Another bit at his face, not closing for a grip. Auron brought his neck up to get out of reach and bite back, but something tugged at him. Somehow, despite the disemboweling, the leader still held on. Auron pulled it off with his front claws, opening long wounds on the base of his neck. A wolf was atop his back, biting at the thicker hide along his spine, and Auron knocked him off with a crack of his tail. It flew against a tree, tumbled to the ground, and lay still.
Auron crushed the head of one of the injured ones trapped beneath him with both front paws. He felt blood flowing out of his neck. He and the last wolf exchanged a brief flurry of bites; Auron tore its ear, and the wolf bit off a length of his upper lip. The combatants stared at each other, Auron among a carpet of dead wolves and the other with paws spread, ready to leap in any direction.

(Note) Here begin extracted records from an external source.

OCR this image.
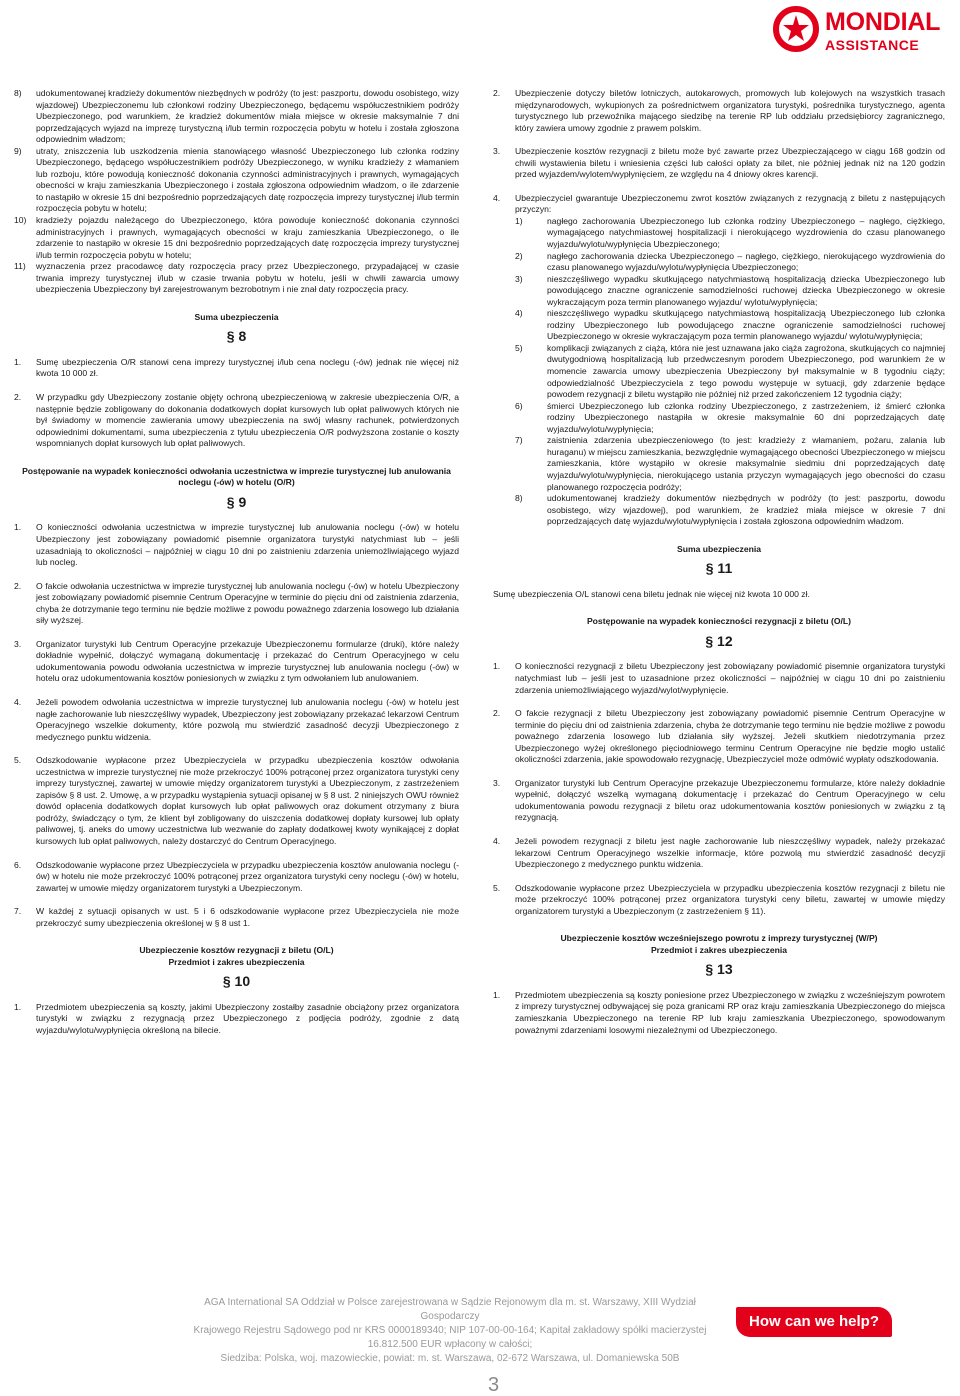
MONDIAL
ASSISTANCE
8)	udokumentowanej kradzieży dokumentów niezbędnych w podróży (to jest: paszportu, dowodu osobistego, wizy wjazdowej) Ubezpieczonemu lub członkowi rodziny Ubezpieczonego, będącemu współuczestnikiem podróży Ubezpieczonego, pod warunkiem, że kradzież dokumentów miała miejsce w okresie maksymalnie 7 dni poprzedzających wyjazd na imprezę turystyczną i/lub termin rozpoczęcia pobytu w hotelu i została zgłoszona odpowiednim władzom;
9)	utraty, zniszczenia lub uszkodzenia mienia stanowiącego własność Ubezpieczonego lub członka rodziny Ubezpieczonego, będącego współuczestnikiem podróży Ubezpieczonego, w wyniku kradzieży z włamaniem lub rozboju, które powodują konieczność dokonania czynności administracyjnych i prawnych, wymagających obecności w kraju zamieszkania Ubezpieczonego i została zgłoszona odpowiednim władzom, o ile zdarzenie to nastąpiło w okresie 15 dni bezpośrednio poprzedzających datę rozpoczęcia imprezy turystycznej i/lub termin rozpoczęcia pobytu w hotelu;
10)	kradzieży pojazdu należącego do Ubezpieczonego, która powoduje konieczność dokonania czynności administracyjnych i prawnych, wymagających obecności w kraju zamieszkania Ubezpieczonego, o ile zdarzenie to nastąpiło w okresie 15 dni bezpośrednio poprzedzających datę rozpoczęcia imprezy turystycznej i/lub termin rozpoczęcia pobytu w hotelu;
11)	wyznaczenia przez pracodawcę daty rozpoczęcia pracy przez Ubezpieczonego, przypadającej w czasie trwania imprezy turystycznej i/lub w czasie trwania pobytu w hotelu, jeśli w chwili zawarcia umowy ubezpieczenia Ubezpieczony był zarejestrowanym bezrobotnym i nie znał daty rozpoczęcia pracy.
Suma ubezpieczenia
§ 8
1.	Sumę ubezpieczenia O/R stanowi cena imprezy turystycznej i/lub cena noclegu (-ów) jednak nie więcej niż kwota 10 000 zł.
2.	W przypadku gdy Ubezpieczony zostanie objęty ochroną ubezpieczeniową w zakresie ubezpieczenia O/R, a następnie będzie zobligowany do dokonania dodatkowych dopłat kursowych lub opłat paliwowych których nie był świadomy w momencie zawierania umowy ubezpieczenia na swój własny rachunek, potwierdzonych odpowiednimi dokumentami, suma ubezpieczenia z tytułu ubezpieczenia O/R podwyższona zostanie o koszty wspomnianych dopłat kursowych lub opłat paliwowych.
Postępowanie na wypadek konieczności odwołania uczestnictwa w imprezie turystycznej lub anulowania noclegu (-ów) w hotelu (O/R)
§ 9
1.	O konieczności odwołania uczestnictwa w imprezie turystycznej lub anulowania noclegu (-ów) w hotelu Ubezpieczony jest zobowiązany powiadomić pisemnie organizatora turystyki natychmiast lub – jeśli uzasadniają to okoliczności – najpóźniej w ciągu 10 dni po zaistnieniu zdarzenia uniemożliwiającego wyjazd lub nocleg.
2.	O fakcie odwołania uczestnictwa w imprezie turystycznej lub anulowania noclegu (-ów) w hotelu Ubezpieczony jest zobowiązany powiadomić pisemnie Centrum Operacyjne w terminie do pięciu dni od zaistnienia zdarzenia, chyba że dotrzymanie tego terminu nie będzie możliwe z powodu poważnego zdarzenia losowego lub działania siły wyższej.
3.	Organizator turystyki lub Centrum Operacyjne przekazuje Ubezpieczonemu formularze (druki), które należy dokładnie wypełnić, dołączyć wymaganą dokumentację i przekazać do Centrum Operacyjnego w celu udokumentowania powodu odwołania uczestnictwa w imprezie turystycznej lub anulowania noclegu (-ów) w hotelu oraz udokumentowania kosztów poniesionych w związku z tym odwołaniem lub anulowaniem.
4.	Jeżeli powodem odwołania uczestnictwa w imprezie turystycznej lub anulowania noclegu (-ów) w hotelu jest nagłe zachorowanie lub nieszczęśliwy wypadek, Ubezpieczony jest zobowiązany przekazać lekarzowi Centrum Operacyjnego wszelkie dokumenty, które pozwolą mu stwierdzić zasadność decyzji Ubezpieczonego z medycznego punktu widzenia.
5.	Odszkodowanie wypłacone przez Ubezpieczyciela w przypadku ubezpieczenia kosztów odwołania uczestnictwa w imprezie turystycznej nie może przekroczyć 100% potrąconej przez organizatora turystyki ceny imprezy turystycznej, zawartej w umowie między organizatorem turystyki a Ubezpieczonym, z zastrzeżeniem zapisów § 8 ust. 2. Umowę, a w przypadku wystąpienia sytuacji opisanej w § 8 ust. 2 niniejszych OWU również dowód opłacenia dodatkowych dopłat kursowych lub opłat paliwowych oraz dokument otrzymany z biura podróży, świadczący o tym, że klient był zobligowany do uiszczenia dodatkowej dopłaty kursowej lub opłaty paliwowej, tj. aneks do umowy uczestnictwa lub wezwanie do zapłaty dodatkowej kwoty wynikającej z dopłat kursowych lub opłat paliwowych, należy dostarczyć do Centrum Operacyjnego.
6.	Odszkodowanie wypłacone przez Ubezpieczyciela w przypadku ubezpieczenia kosztów anulowania noclegu (-ów) w hotelu nie może przekroczyć 100% potrąconej przez organizatora turystyki ceny noclegu (-ów) w hotelu, zawartej w umowie między organizatorem turystyki a Ubezpieczonym.
7.	W każdej z sytuacji opisanych w ust. 5 i 6 odszkodowanie wypłacone przez Ubezpieczyciela nie może przekroczyć sumy ubezpieczenia określonej w § 8 ust 1.
Ubezpieczenie kosztów rezygnacji z biletu (O/L)
Przedmiot i zakres ubezpieczenia
§ 10
1.	Przedmiotem ubezpieczenia są koszty, jakimi Ubezpieczony zostałby zasadnie obciążony przez organizatora turystyki w związku z rezygnacją przez Ubezpieczonego z podjęcia podróży, zgodnie z datą wyjazdu/wylotu/wypłynięcia określoną na bilecie.
2.	Ubezpieczenie dotyczy biletów lotniczych, autokarowych, promowych lub kolejowych na wszystkich trasach międzynarodowych, wykupionych za pośrednictwem organizatora turystyki, pośrednika turystycznego, agenta turystycznego lub przewoźnika mającego siedzibę na terenie RP lub oddziału przedsiębiorcy zagranicznego, który zawiera umowy zgodnie z prawem polskim.
3.	Ubezpieczenie kosztów rezygnacji z biletu może być zawarte przez Ubezpieczającego w ciągu 168 godzin od chwili wystawienia biletu i wniesienia części lub całości opłaty za bilet, nie później jednak niż na 120 godzin przed wyjazdem/wylotem/wypłynięciem, ze względu na 4 dniowy okres karencji.
4.	Ubezpieczyciel gwarantuje Ubezpieczonemu zwrot kosztów związanych z rezygnacją z biletu z następujących przyczyn:
1)	nagłego zachorowania Ubezpieczonego lub członka rodziny Ubezpieczonego – nagłego, ciężkiego, wymagającego natychmiastowej hospitalizacji i nierokującego wyzdrowienia do czasu planowanego wyjazdu/wylotu/wypłynięcia Ubezpieczonego;
2)	nagłego zachorowania dziecka Ubezpieczonego – nagłego, ciężkiego, nierokującego wyzdrowienia do czasu planowanego wyjazdu/wylotu/wypłynięcia Ubezpieczonego;
3)	nieszczęśliwego wypadku skutkującego natychmiastową hospitalizacją dziecka Ubezpieczonego lub powodującego znaczne ograniczenie samodzielności ruchowej dziecka Ubezpieczonego w okresie wykraczającym poza termin planowanego wyjazdu/ wylotu/wypłynięcia;
4)	nieszczęśliwego wypadku skutkującego natychmiastową hospitalizacją Ubezpieczonego lub członka rodziny Ubezpieczonego lub powodującego znaczne ograniczenie samodzielności ruchowej Ubezpieczonego w okresie wykraczającym poza termin planowanego wyjazdu/ wylotu/wypłynięcia;
5)	komplikacji związanych z ciążą, która nie jest uznawana jako ciąża zagrożona, skutkujących co najmniej dwutygodniową hospitalizacją lub przedwczesnym porodem Ubezpieczonego, pod warunkiem że w momencie zawarcia umowy ubezpieczenia Ubezpieczony był maksymalnie w 8 tygodniu ciąży; odpowiedzialność Ubezpieczyciela z tego powodu występuje w sytuacji, gdy zdarzenie będące powodem rezygnacji z biletu wystąpiło nie później niż przed zakończeniem 12 tygodnia ciąży;
6)	śmierci Ubezpieczonego lub członka rodziny Ubezpieczonego, z zastrzeżeniem, iż śmierć członka rodziny Ubezpieczonego nastąpiła w okresie maksymalnie 60 dni poprzedzających datę wyjazdu/wylotu/wypłynięcia;
7)	zaistnienia zdarzenia ubezpieczeniowego (to jest: kradzieży z włamaniem, pożaru, zalania lub huraganu) w miejscu zamieszkania, bezwzględnie wymagającego obecności Ubezpieczonego w miejscu zamieszkania, które wystąpiło w okresie maksymalnie siedmiu dni poprzedzających datę wyjazdu/wylotu/wypłynięcia, nierokującego ustania przyczyn wymagających jego obecności do czasu planowanego rozpoczęcia podróży;
8)	udokumentowanej kradzieży dokumentów niezbędnych w podróży (to jest: paszportu, dowodu osobistego, wizy wjazdowej), pod warunkiem, że kradzież miała miejsce w okresie 7 dni poprzedzających datę wyjazdu/wylotu/wypłynięcia i została zgłoszona odpowiednim władzom.
Suma ubezpieczenia
§ 11
Sumę ubezpieczenia O/L stanowi cena biletu jednak nie więcej niż kwota 10 000 zł.
Postępowanie na wypadek konieczności rezygnacji z biletu (O/L)
§ 12
1.	O konieczności rezygnacji z biletu Ubezpieczony jest zobowiązany powiadomić pisemnie organizatora turystyki natychmiast lub – jeśli jest to uzasadnione przez okoliczności – najpóźniej w ciągu 10 dni po zaistnieniu zdarzenia uniemożliwiającego wyjazd/wylot/wypłynięcie.
2.	O fakcie rezygnacji z biletu Ubezpieczony jest zobowiązany powiadomić pisemnie Centrum Operacyjne w terminie do pięciu dni od zaistnienia zdarzenia, chyba że dotrzymanie tego terminu nie będzie możliwe z powodu poważnego zdarzenia losowego lub działania siły wyższej. Jeżeli skutkiem niedotrzymania przez Ubezpieczonego wyżej określonego pięciodniowego terminu Centrum Operacyjne nie będzie mogło ustalić okoliczności zdarzenia, jakie spowodowało rezygnację, Ubezpieczyciel może odmówić wypłaty odszkodowania.
3.	Organizator turystyki lub Centrum Operacyjne przekazuje Ubezpieczonemu formularze, które należy dokładnie wypełnić, dołączyć wszelką wymaganą dokumentację i przekazać do Centrum Operacyjnego w celu udokumentowania powodu rezygnacji z biletu oraz udokumentowania kosztów poniesionych w związku z tą rezygnacją.
4.	Jeżeli powodem rezygnacji z biletu jest nagłe zachorowanie lub nieszczęśliwy wypadek, należy przekazać lekarzowi Centrum Operacyjnego wszelkie informacje, które pozwolą mu stwierdzić zasadność decyzji Ubezpieczonego z medycznego punktu widzenia.
5.	Odszkodowanie wypłacone przez Ubezpieczyciela w przypadku ubezpieczenia kosztów rezygnacji z biletu nie może przekroczyć 100% potrąconej przez organizatora turystyki ceny biletu, zawartej w umowie między organizatorem turystyki a Ubezpieczonym (z zastrzeżeniem § 11).
Ubezpieczenie kosztów wcześniejszego powrotu z imprezy turystycznej (W/P)
Przedmiot i zakres ubezpieczenia
§ 13
1.	Przedmiotem ubezpieczenia są koszty poniesione przez Ubezpieczonego w związku z wcześniejszym powrotem z imprezy turystycznej odbywającej się poza granicami RP oraz kraju zamieszkania Ubezpieczonego do miejsca zamieszkania Ubezpieczonego na terenie RP lub kraju zamieszkania Ubezpieczonego, spowodowanym poważnymi zdarzeniami losowymi niezależnymi od Ubezpieczonego.
AGA International SA Oddział w Polsce zarejestrowana w Sądzie Rejonowym dla m. st. Warszawy, XIII Wydział Gospodarczy
Krajowego Rejestru Sądowego pod nr KRS 0000189340; NIP 107-00-00-164; Kapitał zakładowy spółki macierzystej 16.812.500 EUR wpłacony w całości;
Siedziba: Polska, woj. mazowieckie, powiat: m. st. Warszawa, 02-672 Warszawa, ul. Domaniewska 50B
How can we help?
3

The drake felt strangely light and exultant. “Will you come?” Auron asked in beast speech, spitting blood from his lip wound.
“My pack dead, as need I,” it returned, lowering for a spring. It spoke well, though its constructions rang oddly in Auron’s ear.
“Wait!” he said, putting his heart into it. “Pack not dead if you live. Why we two fight?”
“You not bear, so you prey. Shorter than deer, bigger than sheep.”
“But I fight better. I not prey.”
The wolf’s tail drooped as it looked on the corpses. It said nothing.
“I hungry, too, a traveler to the mountains. You know woods. We hunt together. Share.”